ActiveFence Integration#
NeMo Guardrails supports using the ActiveFence ActiveScore API as an input and output rail out-of-the-box (you need to have the ACTIVEFENCE_API_KEY
environment variable set).
rails:
input:
flows:
# The simplified version
- activefence moderation on input
# The detailed version with individual risk scores
# - activefence moderation on input detailed
The activefence moderation on input
flow uses the maximum risk score with an 0.85 threshold to decide if the text should be allowed or not (i.e., if the risk score is above the threshold, it is considered a violation). The activefence moderation on input detailed
has individual scores per category of violation.
To customize the scores, you have to overwrite the default flows in your config. For example, to change the threshold for activefence moderation on input
you can add the following flow to your config:
define subflow activefence moderation on input
"""Guardrail based on the maximum risk score."""

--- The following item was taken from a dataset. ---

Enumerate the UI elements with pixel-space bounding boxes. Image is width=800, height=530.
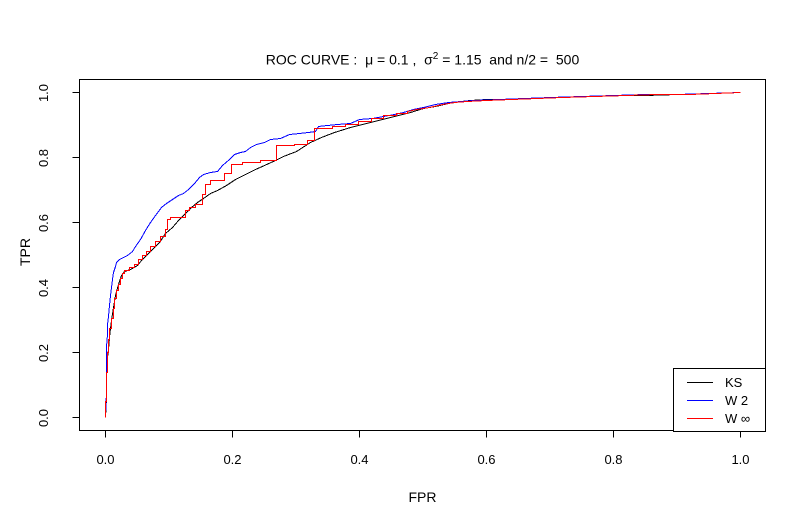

$result = execute call activefence api
if $result.max_risk_score > 0.85
bot inform cannot answer
stop
ActiveFence’s ActiveScore API gives flexibility in controlling the behavior of various supported violations individually. To leverage that, you can use the violations dictionary (violations_dict
), one of the outputs from the API, to set different thresholds for different violations. Below is an example of one such input moderation flow:
define flow activefence input moderation detailed
$result = execute call activefence api
if $result.violations.get("abusive_or_harmful.hate_speech", 0) > 0.8
bot inform cannot engage in abusive or harmful behavior
stop
define bot inform cannot engage in abusive or harmful behavior
"I will not engage in any abusive or harmful behavior."